Economic news

Sterling Rises for Second Day as Dollar Falls

Sterling edged higher for a second consecutive session on Wednesday as the U.S. dollar weakened after Democrats took the lead in runoff votes that will determine control of the U.S. Senate.

Market watchers believe a Democrat-controlled Senate would help economic growth globally and thus most riskier assets, but drag down bonds and the dollar as the U.S. budget and trade deficits would be likely to grow.

In early London trading, the British pound edged 0.1% higher to $1.3638 versus a struggling dollar, close to a May 2018 high of $1.37 tested on Monday. Against the euro, the pound was steady at 90.36 pence.

“With the market’s medium to long-term view still pointing towards the `back to normal’ trade, downside on the pound should be limited, especially as positioning is very neutral,” Jordan Rochester, a strategist at Nomura said.

For now, though, markets remain cautious on the pound’s outlook.

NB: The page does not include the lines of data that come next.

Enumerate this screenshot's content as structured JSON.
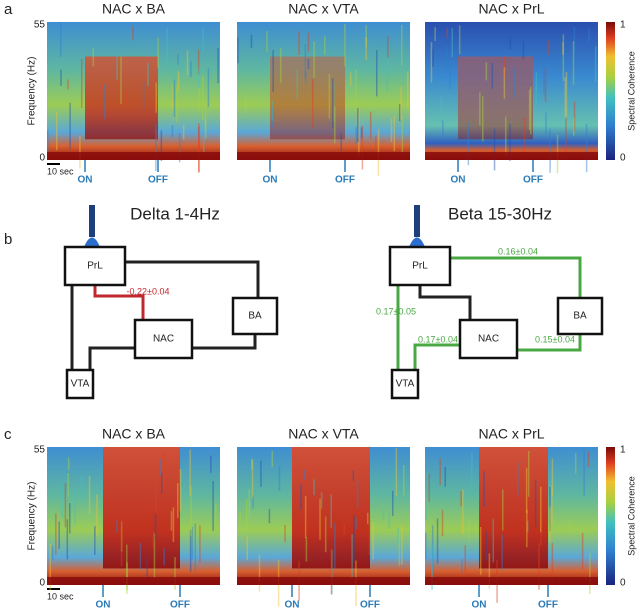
{
  "panel_a": {
    "label": "a",
    "y_axis_label": "Frequency (Hz)",
    "y_top": "55",
    "y_bottom": "0",
    "scale_bar": "10 sec",
    "plots": [
      {
        "title": "NAC x BA",
        "on": "ON",
        "off": "OFF"
      },
      {
        "title": "NAC x VTA",
        "on": "ON",
        "off": "OFF"
      },
      {
        "title": "NAC x  PrL",
        "on": "ON",
        "off": "OFF"
      }
    ],
    "colorbar": {
      "label": "Spectral Coherence",
      "top": "1",
      "bottom": "0"
    }
  },
  "panel_b": {
    "label": "b",
    "diagrams": [
      {
        "title": "Delta 1-4Hz",
        "nodes": [
          "PrL",
          "BA",
          "NAC",
          "VTA"
        ],
        "edges": [
          {
            "label": "-0.22±0.04",
            "color": "#c0282d"
          }
        ]
      },
      {
        "title": "Beta 15-30Hz",
        "nodes": [
          "PrL",
          "BA",
          "NAC",
          "VTA"
        ],
        "edges": [
          {
            "label": "0.16±0.04",
            "color": "#4aa844"
          },
          {
            "label": "0.17±0.05",
            "color": "#4aa844"
          },
          {
            "label": "0.17±0.04",
            "color": "#4aa844"
          },
          {
            "label": "0.15±0.04",
            "color": "#4aa844"
          }
        ]
      }
    ]
  },
  "panel_c": {
    "label": "c",
    "y_axis_label": "Frequency (Hz)",
    "y_top": "55",
    "y_bottom": "0",
    "scale_bar": "10 sec",
    "plots": [
      {
        "title": "NAC x BA",
        "on": "ON",
        "off": "OFF"
      },
      {
        "title": "NAC x VTA",
        "on": "ON",
        "off": "OFF"
      },
      {
        "title": "NAC x  PrL",
        "on": "ON",
        "off": "OFF"
      }
    ],
    "colorbar": {
      "label": "Spectral Coherence",
      "top": "1",
      "bottom": "0"
    }
  }
}
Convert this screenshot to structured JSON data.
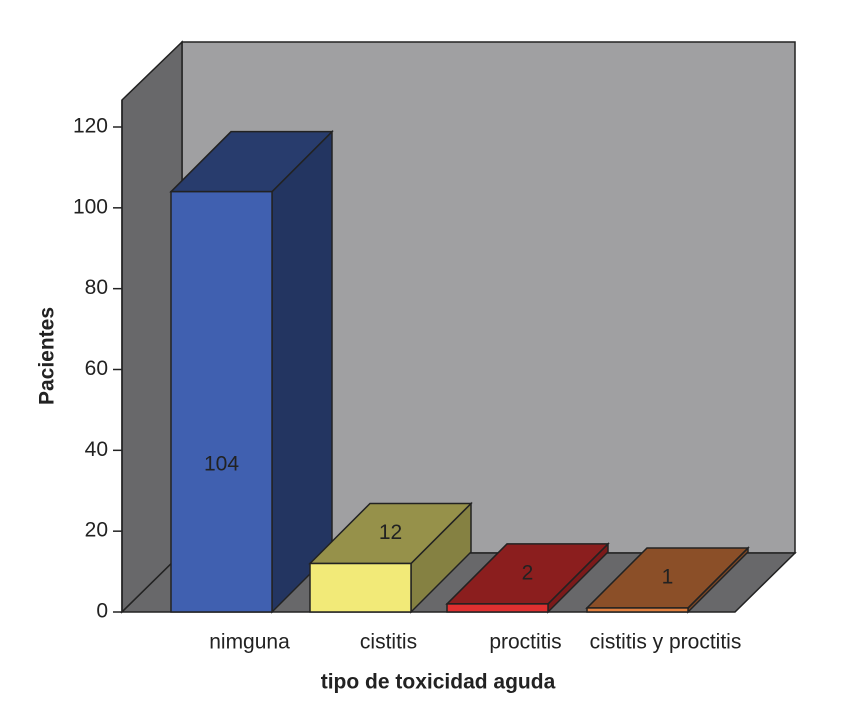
{
  "chart_data": {
    "type": "bar3d",
    "x_label": "tipo de toxicidad aguda",
    "y_label": "Pacientes",
    "categories": [
      "nimguna",
      "cistitis",
      "proctitis",
      "cistitis y proctitis"
    ],
    "values": [
      104,
      12,
      2,
      1
    ],
    "colors": [
      "#4060b0",
      "#f2ea78",
      "#e03030",
      "#e08040"
    ],
    "ylim": [
      0,
      120
    ],
    "yticks": [
      0,
      20,
      40,
      60,
      80,
      100,
      120
    ]
  }
}
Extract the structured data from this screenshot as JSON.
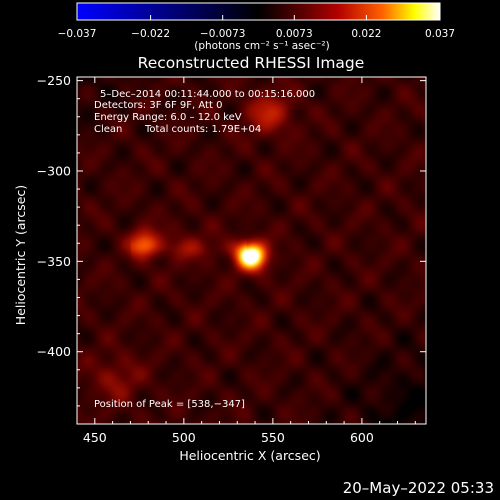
{
  "chart_data": {
    "type": "heatmap",
    "title": "Reconstructed RHESSI Image",
    "xlabel": "Heliocentric X (arcsec)",
    "ylabel": "Heliocentric Y (arcsec)",
    "xlim": [
      440,
      636
    ],
    "ylim": [
      -440,
      -248
    ],
    "x_ticks": [
      450,
      500,
      550,
      600
    ],
    "y_ticks": [
      -250,
      -300,
      -350,
      -400
    ],
    "colorbar": {
      "range": [
        -0.037,
        0.037
      ],
      "tick_labels": [
        "−0.037",
        "−0.022",
        "−0.0073",
        "0.0073",
        "0.022",
        "0.037"
      ],
      "tick_values": [
        -0.037,
        -0.022,
        -0.0073,
        0.0073,
        0.022,
        0.037
      ],
      "unit_label": "(photons cm⁻² s⁻¹ asec⁻²)",
      "colors": [
        "#0000ff",
        "#000000",
        "#5a0000",
        "#b40000",
        "#ff6000",
        "#ffff00",
        "#ffffff"
      ]
    },
    "annotations": {
      "line1": "5–Dec–2014 00:11:44.000 to 00:15:16.000",
      "line2": "Detectors: 3F 6F 9F, Att 0",
      "line3": "Energy Range: 6.0 – 12.0 keV",
      "line4_method": "Clean",
      "line4_counts": "Total counts: 1.79E+04",
      "peak": "Position of Peak = [538,−347]"
    },
    "peak_position": [
      538,
      -347
    ],
    "sources": [
      {
        "x": 538,
        "y": -347,
        "sigma": 6,
        "amp": 1.0
      },
      {
        "x": 478,
        "y": -340,
        "sigma": 6,
        "amp": 0.45
      },
      {
        "x": 502,
        "y": -341,
        "sigma": 8,
        "amp": 0.12
      },
      {
        "x": 548,
        "y": -268,
        "sigma": 9,
        "amp": 0.3
      },
      {
        "x": 462,
        "y": -415,
        "sigma": 10,
        "amp": 0.18
      }
    ],
    "background_level": 0.16
  },
  "footer": {
    "timestamp": "20–May–2022 05:33"
  }
}
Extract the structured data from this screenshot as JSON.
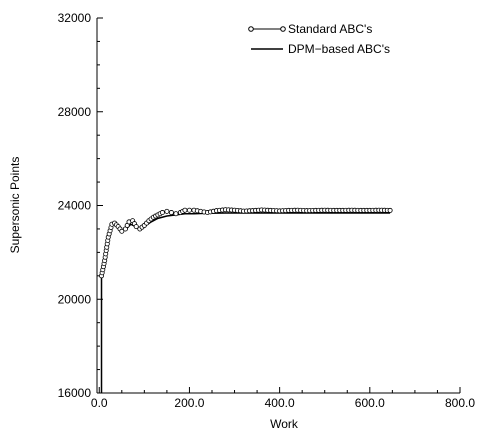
{
  "chart_data": {
    "type": "line",
    "title": "",
    "xlabel": "Work",
    "ylabel": "Supersonic Points",
    "xlim": [
      -5,
      800
    ],
    "ylim": [
      16000,
      32000
    ],
    "x_ticks": [
      0,
      200,
      400,
      600,
      800
    ],
    "x_tick_labels": [
      "0.0",
      "200.0",
      "400.0",
      "600.0",
      "800.0"
    ],
    "y_ticks": [
      16000,
      20000,
      24000,
      28000,
      32000
    ],
    "y_tick_labels": [
      "16000",
      "20000",
      "24000",
      "28000",
      "32000"
    ],
    "grid": false,
    "legend_position": "top-right",
    "series": [
      {
        "name": "Standard ABC's",
        "style": "line-with-open-circles",
        "color": "#000000",
        "x": [
          5,
          12,
          20,
          28,
          34,
          42,
          50,
          58,
          66,
          74,
          82,
          90,
          100,
          110,
          120,
          130,
          140,
          150,
          160,
          170,
          180,
          190,
          200,
          210,
          225,
          240,
          260,
          280,
          300,
          320,
          340,
          360,
          380,
          400,
          420,
          440,
          460,
          480,
          500,
          520,
          540,
          560,
          580,
          600,
          620,
          645
        ],
        "y": [
          21000,
          21650,
          22650,
          23200,
          23250,
          23100,
          22900,
          23000,
          23300,
          23350,
          23100,
          23000,
          23150,
          23350,
          23500,
          23600,
          23700,
          23750,
          23700,
          23650,
          23700,
          23800,
          23800,
          23800,
          23750,
          23700,
          23780,
          23820,
          23800,
          23760,
          23780,
          23810,
          23790,
          23770,
          23790,
          23800,
          23780,
          23790,
          23800,
          23790,
          23790,
          23800,
          23790,
          23790,
          23800,
          23790
        ]
      },
      {
        "name": "DPM−based ABC's",
        "style": "line",
        "color": "#000000",
        "x": [
          5,
          12,
          20,
          28,
          34,
          42,
          50,
          60,
          70,
          80,
          90,
          100,
          115,
          130,
          150,
          170,
          190,
          210,
          240,
          280,
          320,
          400,
          500,
          645
        ],
        "y": [
          21000,
          21650,
          22600,
          23150,
          23200,
          23050,
          22900,
          23000,
          23200,
          23100,
          23050,
          23100,
          23300,
          23450,
          23550,
          23600,
          23650,
          23650,
          23670,
          23680,
          23680,
          23680,
          23680,
          23680
        ]
      }
    ],
    "vertical_drop": {
      "x": 5,
      "y_from": 21000,
      "y_to": 16000
    }
  }
}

The expected damage to the economy from a new national lockdown announced this week raised expectations the Bank of England will announce more policy easing.

Money markets now expect the central bank to take benchmark interest rates into negative territory as early as May, compared with an August estimate just after the Brexit deal was struck.

And while bullish pound bets have registered a fourth consecutive week of gains, according to weekly positioning data the size of the gains in the latest week is far smaller than in previous weeks.